From the mountains in Peru, to the temples in Japan, to the desert in Las Vegas, one BYU graduate has seen it all.
Cassie Bingham, who recently graduated from BYU with a bachelor’s degree in anthropology, has developed her interest and respect for other cultures by traveling the world and growing up around the United States.
“My (birth-father) is black and my (birth-mother) is white, but I was adopted by my white stepdad so I’ve always stood out in my family,” Bingham said. “My stepdad was in dental school through the military, so I moved about every two years. I saw non-Mormon culture and Mormon culture. There were times where I was the only black kid in school and times where I had a whole group of diverse friends. I think that gave me a good range of diversity while I was still young.”
Bingham’s friends, whether lifelong or recent, recognize her open mind and love for all people and cultures. Kelby Gummersall, from Spokane, Wash., met Bingham this summer, and the two quickly became friends.
“I feel so lucky to just know Cassie. She has inspired me in so many ways, especially with her outlook on life,” Gummersall said. “She sees and understands things in a way that most people do not.”
Ben Pugh, who met Bingham in high school in Spokane, says she has been the biggest influence in his life.
“I had always been such a shy and awkward person, but somehow I got the courage to just go up and introduce myself (to Bingham), and for some reason we clicked,” Pugh said. “The way that she is so fearless herself helped me overcome my own awkward shyness. She always knows what she wants and how she’s going to achieve it and doesn’t let problems get in her way. She’s always been such an incredibly hard worker.”
During a trip to Peru while she was 16, Bingham developed a strong sense of wanderlust.
“I fell in love with Peru because it wasn’t really touristy,” Bingham said. “It was while I was there that I realized I (wanted) to study something that dealt with culture and travel.”
While she started out as a humanities major, she quickly switched to anthropology. She felt that anthropology looked at the aesthetics of culture but also the social part of culture. While nannying in Japan, after her freshman year at BYU, Bingham became even more aware of difference in culture and the importance of respect.

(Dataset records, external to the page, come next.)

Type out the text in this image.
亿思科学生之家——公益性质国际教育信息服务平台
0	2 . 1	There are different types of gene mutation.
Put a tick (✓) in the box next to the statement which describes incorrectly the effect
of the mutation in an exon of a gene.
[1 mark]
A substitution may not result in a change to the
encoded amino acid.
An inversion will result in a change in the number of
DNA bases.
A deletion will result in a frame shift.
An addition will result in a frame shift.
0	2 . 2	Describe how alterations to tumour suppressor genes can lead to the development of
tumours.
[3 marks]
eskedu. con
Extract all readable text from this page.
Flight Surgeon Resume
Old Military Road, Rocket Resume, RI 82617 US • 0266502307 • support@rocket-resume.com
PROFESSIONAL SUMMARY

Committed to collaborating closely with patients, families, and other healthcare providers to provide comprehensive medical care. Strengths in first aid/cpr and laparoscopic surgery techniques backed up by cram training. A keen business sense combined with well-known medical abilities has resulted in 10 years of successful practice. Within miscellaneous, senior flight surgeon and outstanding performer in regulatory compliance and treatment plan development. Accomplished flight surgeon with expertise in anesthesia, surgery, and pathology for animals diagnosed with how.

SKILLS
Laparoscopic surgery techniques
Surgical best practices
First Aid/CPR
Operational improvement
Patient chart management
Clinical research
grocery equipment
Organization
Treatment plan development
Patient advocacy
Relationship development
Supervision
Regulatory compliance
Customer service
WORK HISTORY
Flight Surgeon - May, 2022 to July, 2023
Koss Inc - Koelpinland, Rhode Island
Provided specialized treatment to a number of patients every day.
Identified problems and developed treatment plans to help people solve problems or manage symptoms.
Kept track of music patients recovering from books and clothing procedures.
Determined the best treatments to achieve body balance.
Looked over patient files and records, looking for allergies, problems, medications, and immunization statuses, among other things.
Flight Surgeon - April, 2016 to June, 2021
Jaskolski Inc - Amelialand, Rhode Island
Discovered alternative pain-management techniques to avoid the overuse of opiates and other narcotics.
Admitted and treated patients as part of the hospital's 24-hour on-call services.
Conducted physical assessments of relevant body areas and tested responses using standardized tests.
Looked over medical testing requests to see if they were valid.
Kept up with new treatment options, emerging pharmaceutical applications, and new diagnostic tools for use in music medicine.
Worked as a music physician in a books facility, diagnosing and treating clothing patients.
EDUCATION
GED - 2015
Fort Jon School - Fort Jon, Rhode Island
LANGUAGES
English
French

“The trip made me more aware of culture respect,” Bingham said. “I feel like tourists go to places for the pictures, food, etc., but that’s not respectful to other cultures. Other people take for granted things that they keep sacred.”
While she was in Japan, Bingham had a life-changing moment.
“I started snapping hundreds of pictures of the Kinakuji Temple and was like, ‘What I am I doing?’ There was this beautiful building, and I was only experiencing it through my camera,” Bingham said. “It was then that I realized that I didn’t want to just be another tourist, but I wanted to learn about the people and the history and everything that made these different places so great.”
For her field study in anthropology, Bingham had the opportunity to travel to Africa. There she studied cultural relativism, or the idea that an important cultural idea varies from one society to another.
“Studying in Africa taught me to not be entitled. My study was about who I was with. I was being blessed and privileged to take something that the culture offered me,” Bingham said. “Going to Africa wasn’t an advantage to those people because I was there, it was an advantage to me because I got to meet them and learn more about their life.”
Now, post graduation, Bingham can see exactly how studying anthropology has changed her life.
“Anthropology is a part of my testimony, which may sound kind of weird because some people think it contradicts things that the Church stands for,” Bingham said. “But, it’s made it so I really appreciate the different cultures that Heavenly Father has created and that everyone is valuable and appreciated.”
All of Bingham’s adventures have shaped her view on life.
“Cassie gets her knowledge in life through experience. Whether through something as simple as a deep, thoughtful discussion or a three-month field study in the village life of Ghana, she values it all the same,” Pugh said. “She’s gone to so many unique places and seen people living in such different situations that she’s been able to reinforce her appreciation for the little things in life and the value you can find in everything.”
At the end of November, Bingham left on an LDS mission to Bolivia. Her studies in anthropology and her experiences traveling will help her while she serves in a new culture.
“I am absolutely certain that Cassie will be an outstanding missionary. I think that all of her travel has prepared her to not only adapt in other cultures but also appreciate them,” Gummersall said. “She is also wonderful at making genuine connections with people, and I think that trait more than anything will be a great missionary tool.”
Not only does Bingham want to share the gospel, but she wants the people she will teach to know how important they are.
“I want the people of Bolivia to appreciate and know that they are valuable,” Bingham said. “We’re all different culturally, but we can still contribute in the same gospel truths.”